Il est bon de rappeler qu'avant la gloire de la fin des années 80, Franco, qui avait débuté en Serie A à 18 ans, avait connu aussi la chute en D2, sans jamais songer à partir.
"Ma fidélité à ce club a été plus forte que tout. Le foot a beaucoup changé, les jeunes sont attirés aussi par plus de choses que nous à l'époque, mais il y en a toujours qui sont assez sérieux, dédiés à leur passion pour atteindre leur but."
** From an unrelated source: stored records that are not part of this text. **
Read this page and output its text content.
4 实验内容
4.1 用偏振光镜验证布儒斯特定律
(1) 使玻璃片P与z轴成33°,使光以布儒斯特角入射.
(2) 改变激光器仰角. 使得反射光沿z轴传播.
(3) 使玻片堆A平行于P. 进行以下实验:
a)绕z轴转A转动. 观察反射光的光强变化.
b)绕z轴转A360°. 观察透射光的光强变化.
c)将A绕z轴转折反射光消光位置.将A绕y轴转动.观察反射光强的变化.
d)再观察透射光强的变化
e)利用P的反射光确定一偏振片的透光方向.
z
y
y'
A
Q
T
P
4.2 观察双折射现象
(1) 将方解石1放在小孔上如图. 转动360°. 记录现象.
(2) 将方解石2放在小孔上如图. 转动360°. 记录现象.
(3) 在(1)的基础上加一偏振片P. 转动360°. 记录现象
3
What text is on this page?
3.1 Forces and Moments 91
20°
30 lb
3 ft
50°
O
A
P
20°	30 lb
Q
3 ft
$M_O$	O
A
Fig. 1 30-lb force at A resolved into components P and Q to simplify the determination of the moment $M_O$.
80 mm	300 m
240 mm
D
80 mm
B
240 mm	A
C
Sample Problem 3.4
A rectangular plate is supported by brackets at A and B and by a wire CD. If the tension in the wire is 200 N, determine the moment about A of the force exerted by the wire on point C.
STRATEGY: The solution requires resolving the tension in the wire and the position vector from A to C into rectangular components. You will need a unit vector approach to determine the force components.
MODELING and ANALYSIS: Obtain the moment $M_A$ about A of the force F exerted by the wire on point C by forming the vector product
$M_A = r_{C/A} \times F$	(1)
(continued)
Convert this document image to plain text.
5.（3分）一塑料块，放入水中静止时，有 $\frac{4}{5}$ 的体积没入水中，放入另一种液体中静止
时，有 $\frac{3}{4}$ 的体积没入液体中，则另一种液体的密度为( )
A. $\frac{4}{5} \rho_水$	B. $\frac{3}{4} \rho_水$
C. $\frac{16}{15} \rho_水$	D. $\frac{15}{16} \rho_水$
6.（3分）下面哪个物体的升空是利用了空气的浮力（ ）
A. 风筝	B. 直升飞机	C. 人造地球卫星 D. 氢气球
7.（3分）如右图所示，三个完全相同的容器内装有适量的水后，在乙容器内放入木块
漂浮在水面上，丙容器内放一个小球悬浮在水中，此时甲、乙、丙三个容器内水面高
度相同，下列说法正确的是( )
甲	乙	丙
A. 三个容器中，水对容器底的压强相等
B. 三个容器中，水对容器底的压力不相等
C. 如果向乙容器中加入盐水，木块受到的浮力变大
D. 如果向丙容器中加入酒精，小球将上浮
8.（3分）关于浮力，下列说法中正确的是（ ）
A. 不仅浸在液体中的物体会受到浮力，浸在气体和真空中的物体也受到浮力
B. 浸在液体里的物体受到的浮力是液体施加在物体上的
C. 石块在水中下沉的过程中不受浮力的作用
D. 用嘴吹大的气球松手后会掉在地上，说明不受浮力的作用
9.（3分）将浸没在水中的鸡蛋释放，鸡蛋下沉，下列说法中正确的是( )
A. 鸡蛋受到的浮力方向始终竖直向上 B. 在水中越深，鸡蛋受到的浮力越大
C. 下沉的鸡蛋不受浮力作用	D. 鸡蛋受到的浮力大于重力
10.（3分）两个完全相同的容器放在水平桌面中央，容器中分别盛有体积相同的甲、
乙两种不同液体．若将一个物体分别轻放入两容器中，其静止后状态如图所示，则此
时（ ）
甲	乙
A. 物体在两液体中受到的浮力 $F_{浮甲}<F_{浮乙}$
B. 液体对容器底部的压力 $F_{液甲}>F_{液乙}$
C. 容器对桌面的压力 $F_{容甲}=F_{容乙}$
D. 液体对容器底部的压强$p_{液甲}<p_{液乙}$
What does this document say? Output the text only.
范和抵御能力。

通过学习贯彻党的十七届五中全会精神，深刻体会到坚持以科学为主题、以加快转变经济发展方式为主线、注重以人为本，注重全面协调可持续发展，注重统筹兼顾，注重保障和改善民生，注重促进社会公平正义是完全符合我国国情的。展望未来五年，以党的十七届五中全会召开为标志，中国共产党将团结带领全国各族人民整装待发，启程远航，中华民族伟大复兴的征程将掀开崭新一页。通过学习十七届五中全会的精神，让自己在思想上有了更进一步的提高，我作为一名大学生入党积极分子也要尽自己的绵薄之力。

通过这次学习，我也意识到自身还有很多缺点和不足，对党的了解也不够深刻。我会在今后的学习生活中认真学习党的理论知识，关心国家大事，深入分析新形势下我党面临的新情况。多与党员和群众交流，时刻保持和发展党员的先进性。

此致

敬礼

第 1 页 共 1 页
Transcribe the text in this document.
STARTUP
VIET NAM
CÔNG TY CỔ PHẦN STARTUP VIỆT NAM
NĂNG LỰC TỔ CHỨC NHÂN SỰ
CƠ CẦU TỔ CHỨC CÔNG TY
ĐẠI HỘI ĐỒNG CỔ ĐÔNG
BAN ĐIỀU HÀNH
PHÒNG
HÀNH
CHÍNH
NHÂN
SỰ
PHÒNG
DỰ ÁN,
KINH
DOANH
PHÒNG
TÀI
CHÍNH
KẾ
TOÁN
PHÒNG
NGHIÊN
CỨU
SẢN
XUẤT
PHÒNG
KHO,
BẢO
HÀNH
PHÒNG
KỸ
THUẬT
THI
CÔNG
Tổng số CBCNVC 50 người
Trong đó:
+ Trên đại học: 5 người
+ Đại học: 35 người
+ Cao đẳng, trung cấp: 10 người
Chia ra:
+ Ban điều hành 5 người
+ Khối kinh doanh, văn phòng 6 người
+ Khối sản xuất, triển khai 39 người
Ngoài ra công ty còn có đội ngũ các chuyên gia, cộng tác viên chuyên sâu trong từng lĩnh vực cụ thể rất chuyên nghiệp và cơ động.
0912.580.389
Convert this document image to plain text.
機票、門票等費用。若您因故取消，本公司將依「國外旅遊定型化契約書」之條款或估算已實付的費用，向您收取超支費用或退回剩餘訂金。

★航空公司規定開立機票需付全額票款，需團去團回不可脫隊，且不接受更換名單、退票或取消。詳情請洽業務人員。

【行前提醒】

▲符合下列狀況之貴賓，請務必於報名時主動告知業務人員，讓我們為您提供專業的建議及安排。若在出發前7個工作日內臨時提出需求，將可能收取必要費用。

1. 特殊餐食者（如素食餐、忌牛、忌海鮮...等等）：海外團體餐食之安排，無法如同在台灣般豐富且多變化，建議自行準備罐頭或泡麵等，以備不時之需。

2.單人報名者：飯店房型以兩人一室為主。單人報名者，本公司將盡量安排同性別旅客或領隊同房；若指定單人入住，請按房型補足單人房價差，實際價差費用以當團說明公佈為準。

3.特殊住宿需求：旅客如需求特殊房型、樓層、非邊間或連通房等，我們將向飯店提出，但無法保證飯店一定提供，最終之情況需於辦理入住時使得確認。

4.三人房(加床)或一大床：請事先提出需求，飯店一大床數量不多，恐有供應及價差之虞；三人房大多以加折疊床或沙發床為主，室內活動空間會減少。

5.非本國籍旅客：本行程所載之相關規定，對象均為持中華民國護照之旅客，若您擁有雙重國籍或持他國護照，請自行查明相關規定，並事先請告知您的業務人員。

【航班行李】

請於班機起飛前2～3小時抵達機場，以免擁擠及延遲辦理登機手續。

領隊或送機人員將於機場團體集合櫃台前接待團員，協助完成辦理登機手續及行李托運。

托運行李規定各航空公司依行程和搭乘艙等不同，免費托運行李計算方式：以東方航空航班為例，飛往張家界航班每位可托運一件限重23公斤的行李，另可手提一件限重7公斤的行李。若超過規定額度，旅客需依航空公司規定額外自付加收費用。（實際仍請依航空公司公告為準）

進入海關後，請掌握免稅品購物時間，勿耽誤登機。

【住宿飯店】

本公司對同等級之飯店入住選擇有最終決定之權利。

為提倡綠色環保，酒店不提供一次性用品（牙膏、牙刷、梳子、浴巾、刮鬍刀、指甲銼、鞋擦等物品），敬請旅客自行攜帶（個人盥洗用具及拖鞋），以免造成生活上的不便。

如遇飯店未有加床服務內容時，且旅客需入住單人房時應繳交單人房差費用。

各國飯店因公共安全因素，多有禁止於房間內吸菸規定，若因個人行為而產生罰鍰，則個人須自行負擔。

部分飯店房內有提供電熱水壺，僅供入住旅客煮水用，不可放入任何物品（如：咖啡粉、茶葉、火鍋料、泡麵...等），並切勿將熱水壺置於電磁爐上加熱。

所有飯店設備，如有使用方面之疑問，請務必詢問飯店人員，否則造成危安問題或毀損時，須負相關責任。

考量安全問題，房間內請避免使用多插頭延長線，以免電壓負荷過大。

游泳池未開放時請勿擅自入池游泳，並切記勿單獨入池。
Baresi a pris part à une révolution dans le foot, celle menée par Arrigo Sacchi, devenu entraîneur du Milan en 1987, et qui a "tué" le catenaccio pour promouvoir un jeu tourné vers l'avant. "Il a été un novateur révolutionnaire. Nous l'avons suivi et ça a été une aventure extraordinaire. Il a changé la façon de penser le football en Italie. Un foot nouveau, plein d'émotions, spectaculaire et en plus, victorieux. Le championnat italien était très particulier, avec comme objectif premier de ne pas encaisser de buts. Sacchi et notre Milan ont apporté une mentalité inattendue au football italien. Nous étions très forts dans l'organisation, pour mieux attaquer, surprendre l'adversaire quand il n'y était pas préparé, en jouant haut, en le mettant hors-jeu, en le pressant."
Et puis un jour de mars 1991, le Milan a trouvé son maître, l'OM de Raymond Goethals. Avec un match retour où les Milanais n'ont pas voulu reprendre le jeu après l'extinction momentanée d'un projecteur, Franco en garde un souvenir douloureux qu'il n'hésite pas à évoquer.
"Les années passent et avec un surcroît de maturité, comme je l'ai écrit dans le livre, cet épisode me navre et j'ai tenu à délivrer un message de respect pour l'adversaire. Ce n'était pas un moment positif pour le Milan. Il nous fallait reconnaître la supériorité de l'OM, alors que nous avons cherché à nous raccrocher à ce projecteur qui s'est éteint, puis s'est rallumé, suffisamment pour que nous puissions jouer. En tant que capitaine, j'aurais pu passer outre les ordres de nos dirigeants et faire reprendre la partie.
"Nous savions que l'OM avait une grande équipe et nous n'avons pas voulu l'accepter. Une équipe difficile, avec des gens de talent. L'entraîneur, Raymond Goethals, a été très malin. Il a joué avec nos armes, très haut, en pressant, ils ont été très bons. À Marseille, Waddle a été imprenable ! Dans le jeu, dans les duels. Lui ne se souvient pas, mais moi oui ! Et il y avait aussi Jean-Pierre, Pelé, Boli, des joueurs extraordinaires. L'ambiance au Vélodrome était très chaude aussi, une ville de passion. J'ai encore toutes les images en tête."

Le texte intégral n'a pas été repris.